Funding: We have additional funding possibilities to cover travel and hotel costs for interested participants. PostDoc and PhD students are particularly invited to apply for funding.

## Talks

• Mitia Duerinckx CNRS et Université Paris-Sud

• Cherenkov radiation and quantum friction

• This talk is devoted to several translation-invariant QFT models for a non-relativistic quantum particle interacting with a quantized relativistic field of bosons. We aim at the rigorous study of Cherenkov radiation or friction effects at weak coupling, which amounts to the metastability of the embedded mass shell of the free non-relativistic particle. Although the problem is naturally approached by Mourre’s commutator method, regularity issues are known to be inherent to QFT models and restrict the application of the method. We introduce a new, non-standard construction of Mourre conjugate operators, which differs from second quantization and allows to circumvent regularity issues, thus leading us to improve previous results on the topic. We also comment on the quantum diffusion conjecture, which can be rephrased as a similar resonance question for random Schrödinger operators that remains open.

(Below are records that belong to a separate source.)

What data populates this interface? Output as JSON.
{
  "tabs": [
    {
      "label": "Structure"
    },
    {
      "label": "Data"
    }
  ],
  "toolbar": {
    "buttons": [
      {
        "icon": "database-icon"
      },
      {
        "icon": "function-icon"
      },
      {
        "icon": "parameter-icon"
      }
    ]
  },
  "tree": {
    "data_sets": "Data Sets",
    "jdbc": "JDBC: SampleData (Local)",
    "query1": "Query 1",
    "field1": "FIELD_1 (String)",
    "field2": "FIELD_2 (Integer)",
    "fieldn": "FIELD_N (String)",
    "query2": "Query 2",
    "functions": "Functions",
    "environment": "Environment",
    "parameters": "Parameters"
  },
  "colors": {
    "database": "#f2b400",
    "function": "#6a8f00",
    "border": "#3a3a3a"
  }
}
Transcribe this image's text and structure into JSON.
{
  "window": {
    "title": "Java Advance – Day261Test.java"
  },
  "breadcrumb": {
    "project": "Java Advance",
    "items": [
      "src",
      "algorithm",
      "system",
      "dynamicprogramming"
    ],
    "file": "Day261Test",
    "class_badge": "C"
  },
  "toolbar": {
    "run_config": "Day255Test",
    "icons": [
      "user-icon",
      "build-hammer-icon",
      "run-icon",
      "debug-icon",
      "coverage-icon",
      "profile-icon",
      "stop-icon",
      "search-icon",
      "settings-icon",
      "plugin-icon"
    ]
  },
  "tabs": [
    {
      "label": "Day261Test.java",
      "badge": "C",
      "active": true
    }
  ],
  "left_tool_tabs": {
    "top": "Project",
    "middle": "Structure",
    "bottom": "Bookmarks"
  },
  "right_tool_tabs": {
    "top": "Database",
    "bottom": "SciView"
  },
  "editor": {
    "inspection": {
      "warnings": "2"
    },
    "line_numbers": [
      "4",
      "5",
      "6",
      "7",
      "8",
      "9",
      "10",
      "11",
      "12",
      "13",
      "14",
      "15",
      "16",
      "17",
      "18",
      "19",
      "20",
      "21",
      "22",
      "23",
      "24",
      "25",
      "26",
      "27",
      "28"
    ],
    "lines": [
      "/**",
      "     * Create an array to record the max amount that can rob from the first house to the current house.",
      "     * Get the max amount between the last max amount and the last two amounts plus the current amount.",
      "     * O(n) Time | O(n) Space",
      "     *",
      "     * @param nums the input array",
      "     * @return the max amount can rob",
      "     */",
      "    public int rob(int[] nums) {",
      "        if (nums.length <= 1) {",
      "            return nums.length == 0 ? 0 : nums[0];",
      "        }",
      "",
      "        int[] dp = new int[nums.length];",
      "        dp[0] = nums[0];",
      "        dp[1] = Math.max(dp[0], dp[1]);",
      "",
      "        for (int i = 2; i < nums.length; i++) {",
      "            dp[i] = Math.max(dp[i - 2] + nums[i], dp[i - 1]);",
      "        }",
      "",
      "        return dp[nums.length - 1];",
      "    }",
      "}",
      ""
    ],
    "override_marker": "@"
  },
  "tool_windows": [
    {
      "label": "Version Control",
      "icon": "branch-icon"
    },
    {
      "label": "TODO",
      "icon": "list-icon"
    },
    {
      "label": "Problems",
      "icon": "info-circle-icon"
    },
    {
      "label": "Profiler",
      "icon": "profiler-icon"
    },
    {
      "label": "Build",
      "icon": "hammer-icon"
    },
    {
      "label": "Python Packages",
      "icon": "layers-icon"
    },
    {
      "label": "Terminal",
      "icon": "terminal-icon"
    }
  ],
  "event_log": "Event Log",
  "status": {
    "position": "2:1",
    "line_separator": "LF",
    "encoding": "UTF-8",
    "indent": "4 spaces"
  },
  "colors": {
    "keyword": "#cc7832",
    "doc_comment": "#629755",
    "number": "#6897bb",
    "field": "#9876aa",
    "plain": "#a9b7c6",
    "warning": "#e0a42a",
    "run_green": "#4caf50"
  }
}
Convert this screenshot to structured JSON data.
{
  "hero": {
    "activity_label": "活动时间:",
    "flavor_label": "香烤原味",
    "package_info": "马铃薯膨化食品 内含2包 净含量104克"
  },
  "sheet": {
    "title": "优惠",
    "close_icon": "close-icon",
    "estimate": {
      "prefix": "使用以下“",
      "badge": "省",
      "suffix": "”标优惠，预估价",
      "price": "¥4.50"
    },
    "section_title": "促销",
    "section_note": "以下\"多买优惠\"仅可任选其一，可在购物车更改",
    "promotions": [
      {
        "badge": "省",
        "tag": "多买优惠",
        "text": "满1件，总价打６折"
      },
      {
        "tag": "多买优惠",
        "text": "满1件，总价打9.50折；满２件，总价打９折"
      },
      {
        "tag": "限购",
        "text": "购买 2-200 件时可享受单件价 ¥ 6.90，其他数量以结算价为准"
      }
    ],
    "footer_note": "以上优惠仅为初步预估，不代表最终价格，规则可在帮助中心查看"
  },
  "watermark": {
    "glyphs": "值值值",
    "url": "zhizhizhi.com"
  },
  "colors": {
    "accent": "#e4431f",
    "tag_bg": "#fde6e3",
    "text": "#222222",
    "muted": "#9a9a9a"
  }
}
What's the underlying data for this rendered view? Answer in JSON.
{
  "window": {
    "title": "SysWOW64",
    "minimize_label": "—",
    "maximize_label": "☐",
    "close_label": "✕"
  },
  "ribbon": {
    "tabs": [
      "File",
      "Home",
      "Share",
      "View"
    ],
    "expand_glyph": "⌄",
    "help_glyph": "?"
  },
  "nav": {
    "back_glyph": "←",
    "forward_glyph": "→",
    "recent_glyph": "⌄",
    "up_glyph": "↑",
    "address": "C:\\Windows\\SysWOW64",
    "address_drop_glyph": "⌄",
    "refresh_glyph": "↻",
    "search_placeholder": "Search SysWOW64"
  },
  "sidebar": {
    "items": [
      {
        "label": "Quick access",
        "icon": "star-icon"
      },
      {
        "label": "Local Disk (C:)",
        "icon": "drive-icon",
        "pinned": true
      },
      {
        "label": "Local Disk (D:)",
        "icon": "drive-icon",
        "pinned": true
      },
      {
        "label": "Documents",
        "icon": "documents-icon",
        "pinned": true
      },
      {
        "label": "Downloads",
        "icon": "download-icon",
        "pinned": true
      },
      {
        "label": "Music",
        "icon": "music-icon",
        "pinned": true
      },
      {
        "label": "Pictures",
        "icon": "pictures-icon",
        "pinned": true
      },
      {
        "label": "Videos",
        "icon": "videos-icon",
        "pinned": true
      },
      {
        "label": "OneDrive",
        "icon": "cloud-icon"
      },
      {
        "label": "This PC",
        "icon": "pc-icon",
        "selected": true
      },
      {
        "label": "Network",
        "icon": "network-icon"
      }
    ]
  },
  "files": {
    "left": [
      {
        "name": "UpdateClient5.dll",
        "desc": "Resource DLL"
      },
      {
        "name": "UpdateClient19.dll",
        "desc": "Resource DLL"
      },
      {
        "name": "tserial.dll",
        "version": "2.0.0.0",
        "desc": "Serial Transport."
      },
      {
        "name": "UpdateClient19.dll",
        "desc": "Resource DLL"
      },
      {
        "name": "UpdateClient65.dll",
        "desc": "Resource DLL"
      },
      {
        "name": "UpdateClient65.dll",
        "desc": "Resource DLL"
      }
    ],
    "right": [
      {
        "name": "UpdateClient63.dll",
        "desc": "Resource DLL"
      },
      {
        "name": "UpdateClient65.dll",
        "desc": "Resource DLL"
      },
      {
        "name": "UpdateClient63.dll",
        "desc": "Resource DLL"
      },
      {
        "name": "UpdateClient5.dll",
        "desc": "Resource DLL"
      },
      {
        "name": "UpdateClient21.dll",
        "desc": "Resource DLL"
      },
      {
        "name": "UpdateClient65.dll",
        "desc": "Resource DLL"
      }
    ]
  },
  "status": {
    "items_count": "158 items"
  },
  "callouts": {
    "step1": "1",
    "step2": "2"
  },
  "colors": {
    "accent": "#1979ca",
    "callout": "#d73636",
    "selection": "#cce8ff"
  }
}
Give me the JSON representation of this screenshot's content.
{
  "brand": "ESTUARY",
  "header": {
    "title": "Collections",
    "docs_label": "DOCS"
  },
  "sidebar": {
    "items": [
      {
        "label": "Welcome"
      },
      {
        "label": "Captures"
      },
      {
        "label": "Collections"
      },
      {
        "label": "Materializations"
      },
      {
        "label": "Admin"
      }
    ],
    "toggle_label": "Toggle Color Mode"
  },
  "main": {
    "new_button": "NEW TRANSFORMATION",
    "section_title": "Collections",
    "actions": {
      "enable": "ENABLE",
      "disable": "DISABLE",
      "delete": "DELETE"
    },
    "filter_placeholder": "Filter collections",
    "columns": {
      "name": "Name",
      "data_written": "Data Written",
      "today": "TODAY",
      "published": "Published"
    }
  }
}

• San Vũ Ngọc Université de Rennes 1

• Hamiltonians with Ak singularities and semiclassical inverse spectral theory
• This is an ongoing joint work with Nikolay Martynchuk. We try to classify 1D Hamiltonians with a singularity at the origin of the form $$\xi^2 + x^k$$, with the hope to perform inverse spectral theory: from the spectrum of a pseudodifferential operator, which we assume discrete, can you recover the classical Hamiltonian? The Morse case k=2 is well known, but the general case seems open. A natural idea is to transform the operator into a Schrödinger operator, and apply known results in this case. I will present first results concerning the analytic and $$C^\infty$$ classification.
• Wei-min Wang CNRS and Cergy Paris Université

• Anderson localization for the nonlinear random Schroedinger equations

• We review results on nonlinear Anderson localization. This talk is based on the joint works with J. Bourgain, and more recently with W. Liu.

• Daniel Sanchez-Mendoza Université de Strasbourg

• Principal Eigenvalue and Landscape Function of the Anderson Model on a Large Box.

• We state a precise formulation of a conjecture concerning the product of the principal eigenvalue and the sup-norm of the landscape function of the Anderson model restricted to a large box. We first provide the asymptotic of the principal eigenvalue as the size of the box grows and then use it to give a partial proof of the conjecture. For the one dimensional case we give a complete proof.